The EPA team discussed challenges associated with efforts to “crowdsource” data via mobile apps that enable citizen-collected data to be “mashed up” with “official” data. Where does one store such data if legislation does not authorize (or provide budgets for) such programs and the service and support they require? How does one navigate a drawn-out internal regulatory process that equates time devoted to citizen engagement with “burden”?

Much of what the EPA staff talked about involved processes and activities that are necessarily associated not only with “open data” but with any data intensive business process. Data must be managed. Systems that share data need to be coordinated. Resources need to be allocated and shared. Such requirements are not unique to “open data” but are universally relevant.

That last point is one of the most important messages that needs to be communicated about open data programs where the goal is to make data assets available for public access and commercial exploitation.

For open data programs to be managed effectively they can’t just rely on on “bolted on” technologies that simply extract and publish data as-is from existing systems and data stores. For open data programs to be effective the processes, technologies, and data need to be managed in a unified fashion with existing programs and services. This is done partly to reduce the need for potentially costly duplication of source data, and partly to make it easier to align data management practices with organizational goals and objectives.

Another take away from the presentations is that making a clear distinction between “internal” and “external” users in such a complex environment is a challenge.
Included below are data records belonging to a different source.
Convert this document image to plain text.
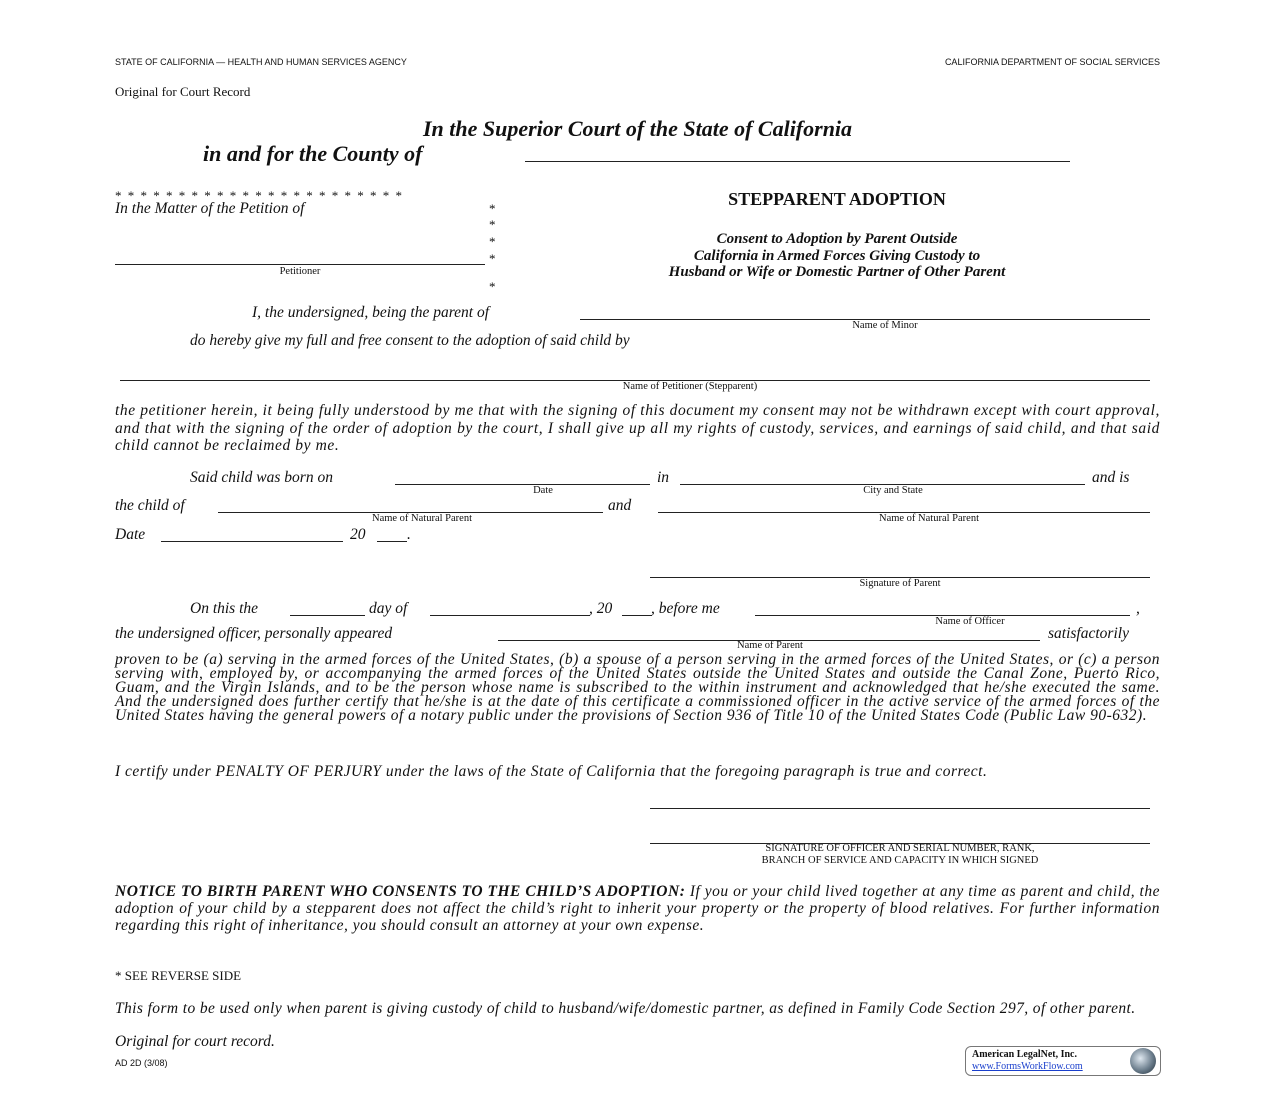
STATE OF CALIFORNIA — HEALTH AND HUMAN SERVICES AGENCY	CALIFORNIA DEPARTMENT OF SOCIAL SERVICES
Original for Court Record
In the Superior Court of the State of California
in and for the County of
* * * * * * * * * * * * * * * * * * * * * * *
In the Matter of the Petition of	*
*
*
*
*
Petitioner
STEPPARENT ADOPTION
Consent to Adoption by Parent Outside
California in Armed Forces Giving Custody to
Husband or Wife or Domestic Partner of Other Parent
I, the undersigned, being the parent of
Name of Minor
do hereby give my full and free consent to the adoption of said child by
Name of Petitioner (Stepparent)
the petitioner herein, it being fully understood by me that with the signing of this document my consent may not be withdrawn except with court approval, and that with the signing of the order of adoption by the court, I shall give up all my rights of custody, services, and earnings of said child, and that said child cannot be reclaimed by me.
Said child was born on
Date
in
City and State
and is
the child of
Name of Natural Parent
and
Name of Natural Parent
Date	20	.
Signature of Parent
On this the	day of	, 20	, before me	,
Name of Officer
the undersigned officer, personally appeared	satisfactorily
Name of Parent
proven to be (a) serving in the armed forces of the United States, (b) a spouse of a person serving in the armed forces of the United States, or (c) a person serving with, employed by, or accompanying the armed forces of the United States outside the United States and outside the Canal Zone, Puerto Rico, Guam, and the Virgin Islands, and to be the person whose name is subscribed to the within instrument and acknowledged that he/she executed the same. And the undersigned does further certify that he/she is at the date of this certificate a commissioned officer in the active service of the armed forces of the United States having the general powers of a notary public under the provisions of Section 936 of Title 10 of the United States Code (Public Law 90-632).
I certify under PENALTY OF PERJURY under the laws of the State of California that the foregoing paragraph is true and correct.
SIGNATURE OF OFFICER AND SERIAL NUMBER, RANK,
BRANCH OF SERVICE AND CAPACITY IN WHICH SIGNED
NOTICE TO BIRTH PARENT WHO CONSENTS TO THE CHILD’S ADOPTION: If you or your child lived together at any time as parent and child, the adoption of your child by a stepparent does not affect the child’s right to inherit your property or the property of blood relatives. For further information regarding this right of inheritance, you should consult an attorney at your own expense.
* SEE REVERSE SIDE
This form to be used only when parent is giving custody of child to husband/wife/domestic partner, as defined in Family Code Section 297, of other parent.
Original for court record.
AD 2D (3/08)
American LegalNet, Inc.
www.FormsWorkFlow.com
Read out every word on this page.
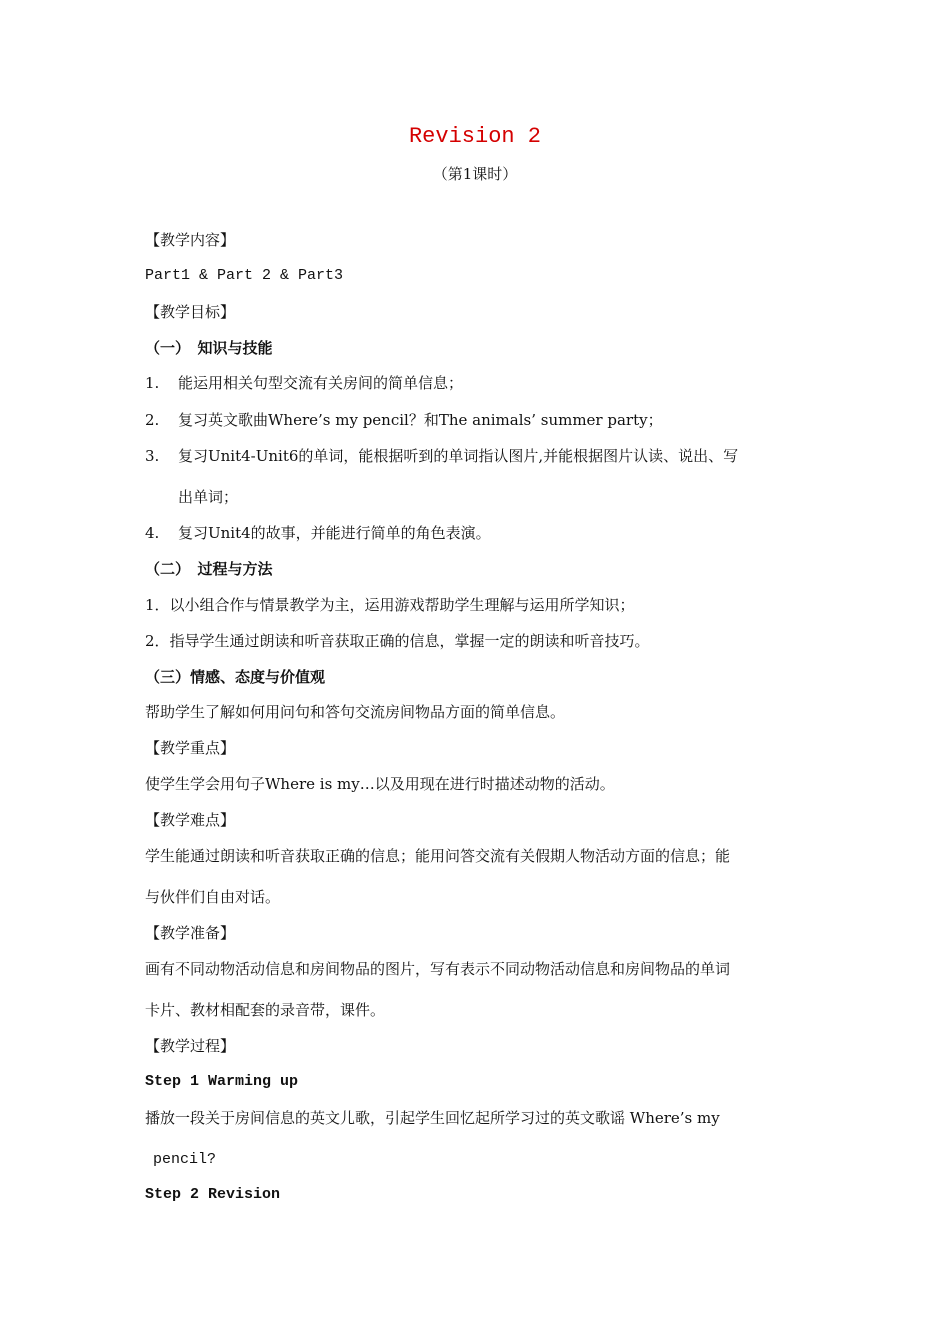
Revision 2
（第1课时）
【教学内容】
Part1 & Part 2 & Part3
【教学目标】
（一）　知识与技能
1. 能运用相关句型交流有关房间的简单信息；
2. 复习英文歌曲Where’s my pencil？和The animals’ summer party；
3. 复习Unit4-Unit6的单词，能根据听到的单词指认图片,并能根据图片认读、说出、写
出单词；
4. 复习Unit4的故事，并能进行简单的角色表演。
（二）　过程与方法
1．以小组合作与情景教学为主，运用游戏帮助学生理解与运用所学知识；
2．指导学生通过朗读和听音获取正确的信息，掌握一定的朗读和听音技巧。
（三）情感、态度与价值观
帮助学生了解如何用问句和答句交流房间物品方面的简单信息。
【教学重点】
使学生学会用句子Where is my…以及用现在进行时描述动物的活动。
【教学难点】
学生能通过朗读和听音获取正确的信息；能用问答交流有关假期人物活动方面的信息；能
与伙伴们自由对话。
【教学准备】
画有不同动物活动信息和房间物品的图片，写有表示不同动物活动信息和房间物品的单词
卡片、教材相配套的录音带，课件。
【教学过程】
Step 1 Warming up
播放一段关于房间信息的英文儿歌，引起学生回忆起所学习过的英文歌谣 Where’s my
pencil?
Step 2 Revision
I became aware of this when consulting with the EPA several years ago on how it manages its research processes. EPA’s research and data related operations involve a multitude of public, private, academic, international, and quasi- governmental institutions. Many different disciplines and professions are involved. Both automated and manual data collection techniques are employed. Analysis and data management resources range from spreadsheets to supercomputers.

Trying to impose anything approaching a “unified” data management lifecycle approach or a data management maturity model across such a diversified data landscape is clearly a challenge. Making a clear distinction for operational or fiscal purposes between public and private data ownership rights and responsibilities is also a challenge, as discussed in Challenges of Public-Private Interfaces in Open Data and Big Data Partnerships.

The best approach is to be clear about the goals and objectives we are serving with our open data programs and then to collaboratively build the systems and processes needed to serve those goals and objectives.

This must be done with the understanding that these goals or objectives may change and this in turn may require changes to the data management infrastructures built to serve these goals and objectives. (This is something open data management professionals in the U.S. government must be thinking about as we approach the 2016 presidential election.)